September 2023 brought renewed market turbulence as investors contended with surging bond yields, hawkish central banks, and lingering global growth concerns. Risk assets struggled, with equities declining across most regions and bond markets repricing for a longer stretch of elevated interest rates. Despite progress on inflation, policymakers doubled down on their commitment to price stability, leading to a broad tightening of financial conditions. Currency volatility also picked up, especially across emerging markets and Asia.
United States
U.S. equity markets retreated in September, with the S&P 500 falling 4.9% and the Nasdaq Composite dropping 5.8% - the worst monthly performance since December 2022. Rising Treasury yields and a hawkish Federal Reserve weighed on investor sentiment, particularly in interest-rate sensitive sectors like real estate and technology.
At the September FOMC meeting, the Federal Reserve held rates steady at 5.25%–5.50% but projected one more rate hike before year-end and fewer rate cuts in 2024. The dot plot suggested a higher-for-longer policy stance, reinforcing the Fed's commitment to its 2% inflation target. Meanwhile, the August CPI showed inflation rising slightly to 3.7% year-on-year, driven largely by energy costs, while core inflation eased to 4.3%.
Europe
European markets also declined amid weak growth data and tighter financial conditions. The Euro Stoxx 50 dropped 2.8%, while Germany's DAX fell 3.5% as manufacturing PMI and consumer sentiment continued to deteriorate. Eurozone GDP estimates were revised lower, adding to stagflation fears.
The European Central Bank raised interest rates by 25 basis points, bringing the deposit rate to a record-high 4.0%. ECB President Christine Lagarde signalled that this may be the final hike of the cycle but reiterated that rates would remain at restrictive levels “for as long as necessary.” Inflation in the eurozone eased slightly to 4.3%, but core inflation remained above 5%.
Asia-Pacific
Asian markets were mixed in September. China's markets stabilised somewhat, with the Shanghai Composite gaining 0.3%, while the Hang Seng Index remained flat. Beijing introduced additional measures to support the property sector, including lower mortgage rates and relaxed down payment requirements. Economic data showed modest improvement, though concerns around youth unemployment and capital flight persisted.
Japan's Nikkei 225 fell 2.3% as the Bank of Japan maintained its ultra-dovish stance despite mounting inflation pressure. The yen weakened further, prompting speculation about FX intervention. In Australia, the ASX 200 declined 3.4%, with broad-based weakness across sectors. The Reserve Bank of Australia held rates steady at 4.10% but maintained a tightening bias.
Emerging Markets
Emerging markets faced increased headwinds in September, with the MSCI Emerging Markets Index down 2.8%. Higher U.S. yields and dollar strength triggered outflows from EM assets and pressured currencies. Bond markets in particular saw renewed volatility, especially in countries with large external debt profiles.
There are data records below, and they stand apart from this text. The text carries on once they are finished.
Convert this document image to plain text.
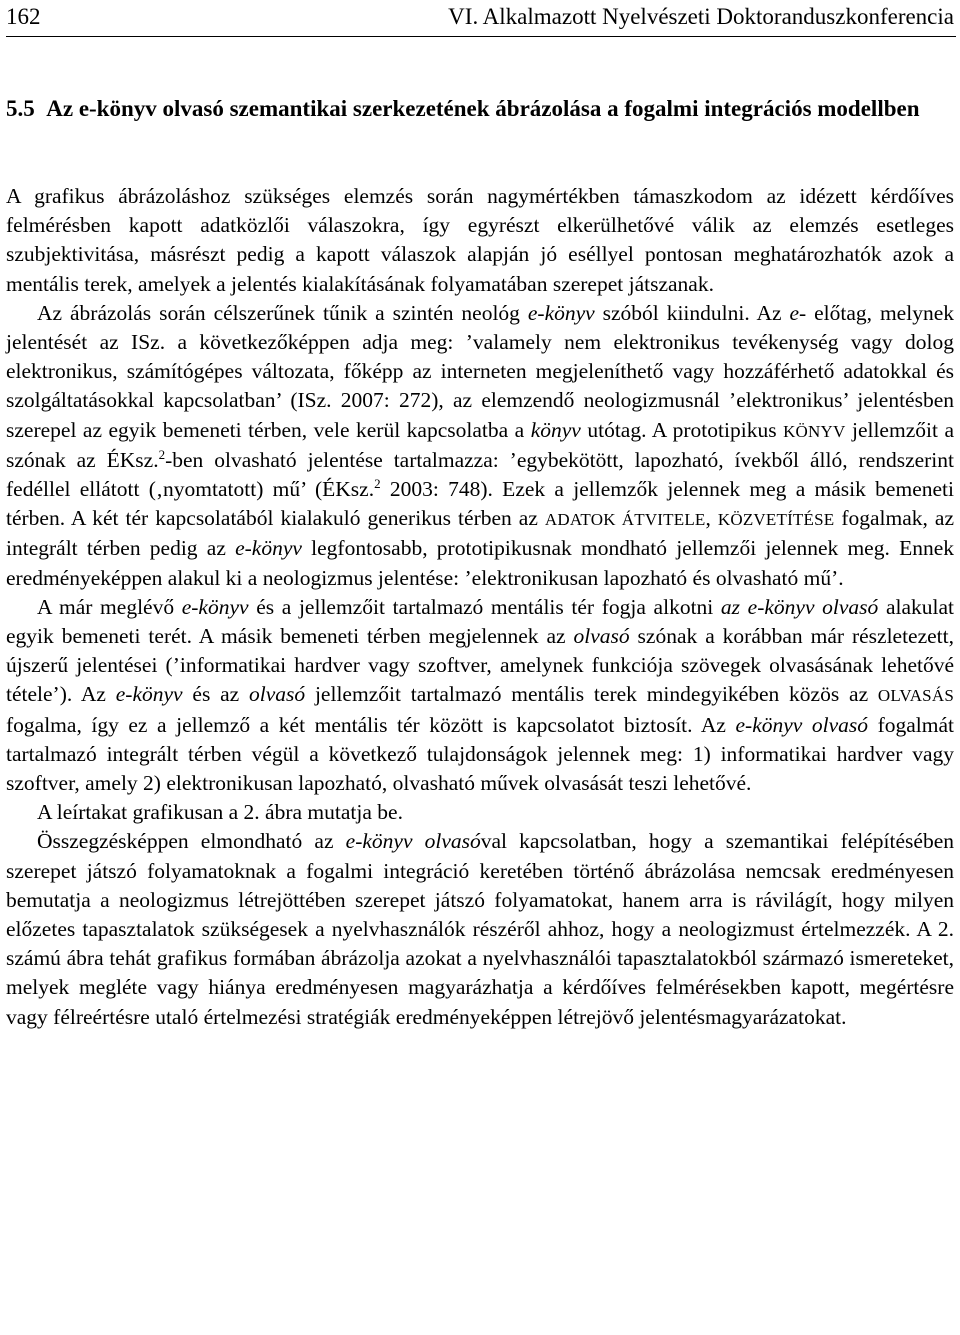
162	VI. Alkalmazott Nyelvészeti Doktoranduszkonferencia
5.5 Az e-könyv olvasó szemantikai szerkezetének ábrázolása a fogalmi integrációs modellben

A grafikus ábrázoláshoz szükséges elemzés során nagymértékben támaszkodom az idézett kérdőíves felmérésben kapott adatközlői válaszokra, így egyrészt elkerülhetővé válik az elemzés esetleges szubjektivitása, másrészt pedig a kapott válaszok alapján jó eséllyel pontosan meghatározhatók azok a mentális terek, amelyek a jelentés kialakításának folyamatában szerepet játszanak.

Az ábrázolás során célszerűnek tűnik a szintén neológ e-könyv szóból kiindulni. Az e- előtag, melynek jelentését az ISz. a következőképpen adja meg: ’valamely nem elektronikus tevékenység vagy dolog elektronikus, számítógépes változata, főképp az interneten megjeleníthető vagy hozzáférhető adatokkal és szolgáltatásokkal kapcsolatban’ (ISz. 2007: 272), az elemzendő neologizmusnál ’elektronikus’ jelentésben szerepel az egyik bemeneti térben, vele kerül kapcsolatba a könyv utótag. A prototipikus KÖNYV jellemzőit a szónak az ÉKsz.$^2$-ben olvasható jelentése tartalmazza: ’egybekötött, lapozható, ívekből álló, rendszerint fedéllel ellátott (‚nyomtatott) mű’ (ÉKsz.$^2$ 2003: 748). Ezek a jellemzők jelennek meg a másik bemeneti térben. A két tér kapcsolatából kialakuló generikus térben az ADATOK ÁTVITELE, KÖZVETÍTÉSE fogalmak, az integrált térben pedig az e-könyv legfontosabb, prototipikusnak mondható jellemzői jelennek meg. Ennek eredményeképpen alakul ki a neologizmus jelentése: ’elektronikusan lapozható és olvasható mű’.

A már meglévő e-könyv és a jellemzőit tartalmazó mentális tér fogja alkotni az e-könyv olvasó alakulat egyik bemeneti terét. A másik bemeneti térben megjelennek az olvasó szónak a korábban már részletezett, újszerű jelentései (’informatikai hardver vagy szoftver, amelynek funkciója szövegek olvasásának lehetővé tétele’). Az e-könyv és az olvasó jellemzőit tartalmazó mentális terek mindegyikében közös az OLVASÁS fogalma, így ez a jellemző a két mentális tér között is kapcsolatot biztosít. Az e-könyv olvasó fogalmát tartalmazó integrált térben végül a következő tulajdonságok jelennek meg: 1) informatikai hardver vagy szoftver, amely 2) elektronikusan lapozható, olvasható művek olvasását teszi lehetővé.

A leírtakat grafikusan a 2. ábra mutatja be.

Összegzésképpen elmondható az e-könyv olvasóval kapcsolatban, hogy a szemantikai felépítésében szerepet játszó folyamatoknak a fogalmi integráció keretében történő ábrázolása nemcsak eredményesen bemutatja a neologizmus létrejöttében szerepet játszó folyamatokat, hanem arra is rávilágít, hogy milyen előzetes tapasztalatok szükségesek a nyelvhasználók részéről ahhoz, hogy a neologizmust értelmezzék. A 2. számú ábra tehát grafikus formában ábrázolja azokat a nyelvhasználói tapasztalatokból származó ismereteket, melyek megléte vagy hiánya eredményesen magyarázhatja a kérdőíves felmérésekben kapott, megértésre vagy félreértésre utaló értelmezési stratégiák eredményeképpen létrejövő jelentésmagyarázatokat.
India continued to outperform, with the Nifty 50 rising 2.0% on strong economic data, robust domestic flows, and optimism around structural reforms. Brazil and Mexico saw modest declines, while Turkey's central bank hiked rates by 500 basis points to combat surging inflation, stabilising its currency temporarily.
Commodities
Oil prices surged in September, with Brent crude topping USD 95/barrel by month-end, the highest level since November 2022. The rally was driven by extended production cuts from Saudi Arabia and Russia, coupled with lower U.S. inventory levels and resilient demand expectations.
Gold prices declined, finishing the month near USD 1,865/oz as rising real yields and dollar strength offset safe-haven demand. Copper and other industrial metals saw limited movement, with mixed signals from Chinese manufacturing and global construction activity.
Fixed Income & Currencies
Bond markets experienced significant repricing. The U.S. 10-year Treasury yield rose sharply, ending September near 4.58% - a 16-year high. Global fixed income markets adjusted to the Fed's updated policy outlook, with the yield curve steepening and real rates climbing.
The U.S. dollar continued to strengthen, driven by rate differentials and risk aversion. The euro and yen weakened, while the Chinese yuan remained under pressure despite intervention efforts. The Singapore dollar held relatively steady, supported by MAS policy consistency and capital inflows seeking regional stability.
Outlook
With central banks entering the later stages of their hiking cycles but remaining hawkish, markets are likely to remain volatile through year-end. Economic divergences between the U.S., Europe, and Asia continue to shape investment narratives, and the lagged effects of monetary tightening are expected to become more visible in Q4.
Brightness Capital & Asset Advisory maintains a cautiously defensive positioning with selective risk exposure. We favour quality companies with strong cash flows, short-duration fixed income, and real assets tied to energy and infrastructure. We remain closely attuned to global liquidity shifts, earnings resilience, and regional divergences as the global economy enters a more mature phase of the cycle.